As a result the PBA was able to amplify actions and messages that resonated with very different people.
Invest time in your base and allies
To help our allies understand the issues, thecore group produced a range of resources that they could use as they wished. Joint parliamentary briefings highlighted the scale and diversity of concerns and we encouraged organisations that were less involved or less confident on specific policy points to use the key messaging documents we regularly updated.
The PBA also worked with a convenor who reached out to smaller organisations to ensure they were up to speed and felt empowered to participate in the campaign. We reached out to infrastructure groups to amplify complementary, but different voices. Unfortunately, though, we were less successful in gaining unusual allies, such as campaign groups, that resonate with Conservative MPs.
Active solidarity with marginalised groups underpinned our approach
Part 4 of the Bill criminalises trespass and will have a hugely damaging impact on Gypsy and Traveller communities in the UK. We knew from the start that the needs of these communities should be at the heart of the campaign, but there was always a risk that Part 3 (on protest) risked overshadowing Part 4 in terms of profile.
Friends, Families and Travellers’ participation in the core group helped mitigate against this to a degree, as did actively holding space in the working groups for Part 4 and supporting related grassroots actions organised outside the campaign. While we rightly deferred to Friends, Families and Travellers on Part 4, this placed significant pressure on them.
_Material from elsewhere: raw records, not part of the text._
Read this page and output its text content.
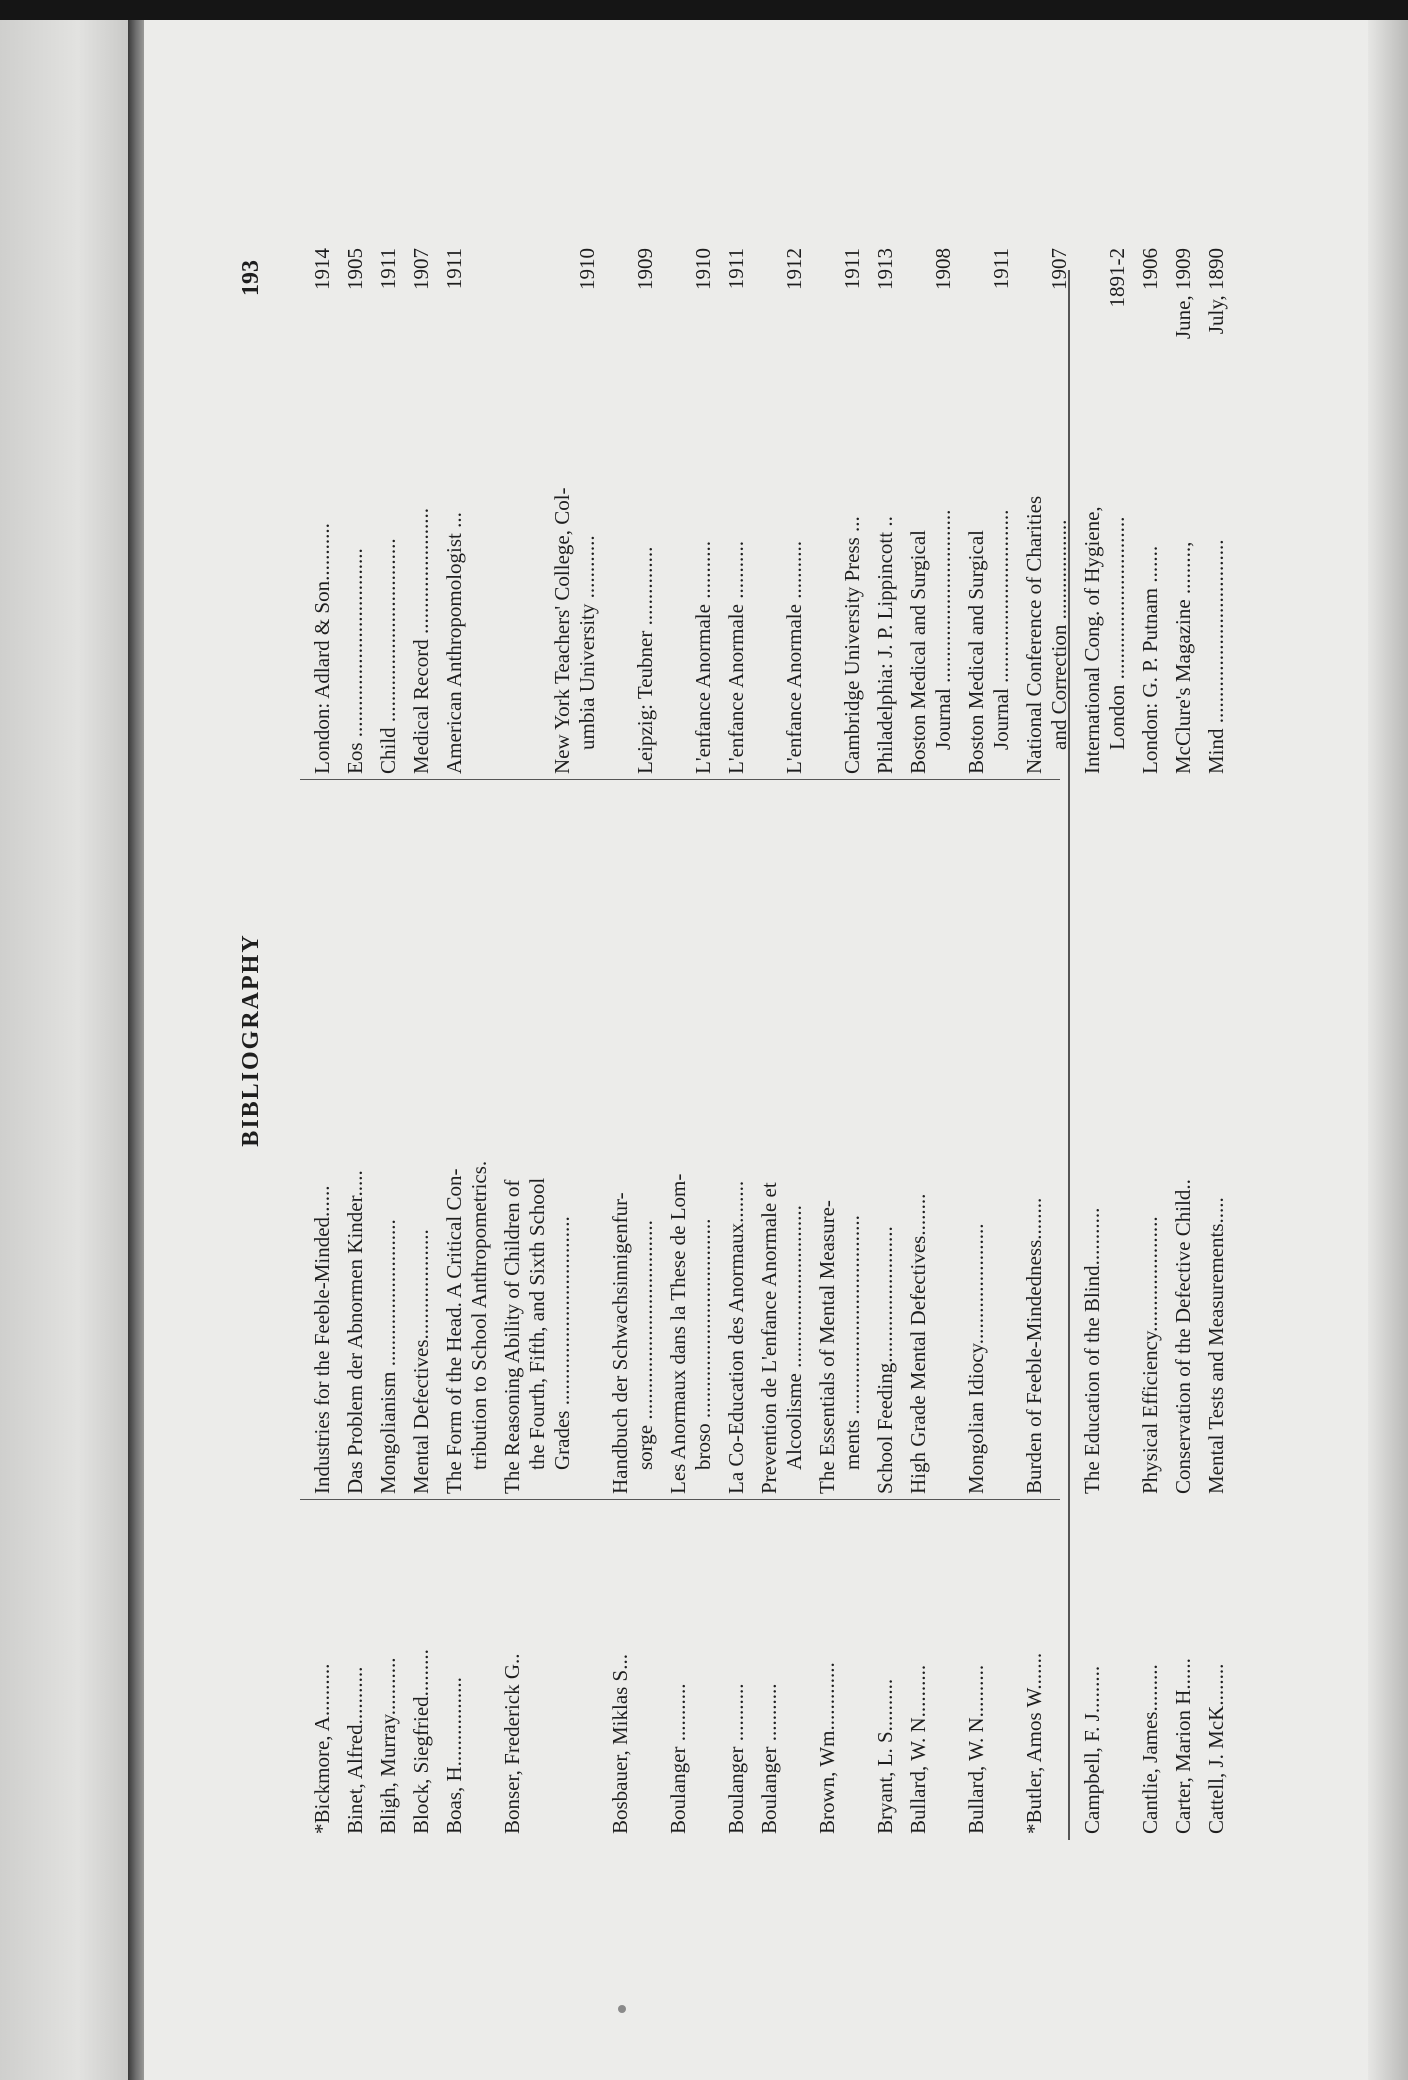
BIBLIOGRAPHY
193
*Bickmore, A..........
Industries for the Feeble-Minded......
London: Adlard & Son...........
1914
Binet, Alfred...........
Das Problem der Abnormen Kinder.....
Eos ....................................
1905
Bligh, Murray...........
Mongolianism ............................
Child ...................................
1911
Block, Siegfried.........
Mental Defectives.....................
Medical Record ........................
1907
Boas, H.................
The Form of the Head. A Critical Con- tribution to School Anthropometrics.
American Anthropomologist ...
1911
Bonser, Frederick G..
The Reasoning Ability of Children of the Fourth, Fifth, and Sixth School Grades ....................................

New York Teachers' College, Col- umbia University ............

1910
Bosbauer, Miklas S...
Handbuch der Schwachsinnigenfur- sorge ......................................

Leipzig: Teubner ...............

1909
Boulanger ...........
Les Anormaux dans la These de Lom- broso ......................................

L'enfance Anormale ...........

1910
Boulanger ...........
La Co-Education des Anormaux........
L'enfance Anormale ...........
1911
Boulanger ...........
Prevention de L'enfance Anormale et Alcoolisme ...............................

L'enfance Anormale ...........

1912
Brown, Wm.............
The Essentials of Mental Measure- ments ......................................

Cambridge University Press ...

1911
Bryant, L. S..........
School Feeding..........................
Philadelphia: J. P. Lippincott ..
1913
Bullard, W. N..........
High Grade Mental Defectives........
Boston Medical and Surgical Journal .................................

1908
Bullard, W. N..........
Mongolian Idiocy.......................
Boston Medical and Surgical Journal .................................

1911
*Butler, Amos W.......
Burden of Feeble-Mindedness........
National Conference of Charities and Correction ...................

1907
Campbell, F. J.........
The Education of the Blind...........
International Cong. of Hygiene, London ...............................

1891-2
Cantlie, James.........
Physical Efficiency......................
London: G. P. Putnam .......
1906
Carter, Marion H......
Conservation of the Defective Child..
McClure's Magazine .........,
June, 1909
Cattell, J. McK........
Mental Tests and Measurements.....
Mind ...................................
July, 1890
Even though the core group was clear that we needed to stand in solidarity with Gypsy and Traveller communities, it was challenging to galvanise the broader alliance behind Part 4. It became even harder to keep the issues in the public eye after we lost the final Lords vote on Part 4 by a single vote in December.
Complement, don’t undermine, grassroots action
A huge number and range of activists, groups, networks and organisations were seeking to either stop or amend different aspects of the Bill, from large household names like Christian Aid to grassroots groups such as Sisters Uncut and Drive2Survive.
The PBA recognised that as civil society organisations who have particular ways of working it was important that their advocacy did not inadvertently undermine the grassroots.
As such, we consciously chose to avoid language that could feed into the frame of “good” or “bad” protesters, instead speaking about the motivations for people’s need to protest in the context of inaction from the government. This became especially important after the Insulate Britain protests.
Resilience is both a necessity and a victory in itself
An 80-seat government majority and packed media agenda meant gaining traction was a perpetual challenge. The busy parliamentary agenda led to sessions being regularly rescheduled, making it difficult for us to plan influencing activity. Many PBA members were also simultaneously working across other pieces of complex legislation, such as the Elections Bill.
Sheer tenacity was required to maintain momentum over an extended time both inside the coalition and externally with supporters, media and parliamentary champions. In the face of complex challenges, our resilience demonstrated to the government that it could not easily take away our rights or criminalise marginalised communities without opposition.
What comes next
The PCSC Bill may be over, but it remains vital that civil society continueto stand together in solidarity and find new ways of working across divides if we’re going to achieve the change we want to see in our communities. Maintaining our rights and freedoms depends on it.
We hope that others can learn from our campaign and are better equipped to stand up for the issues they believe in because of it.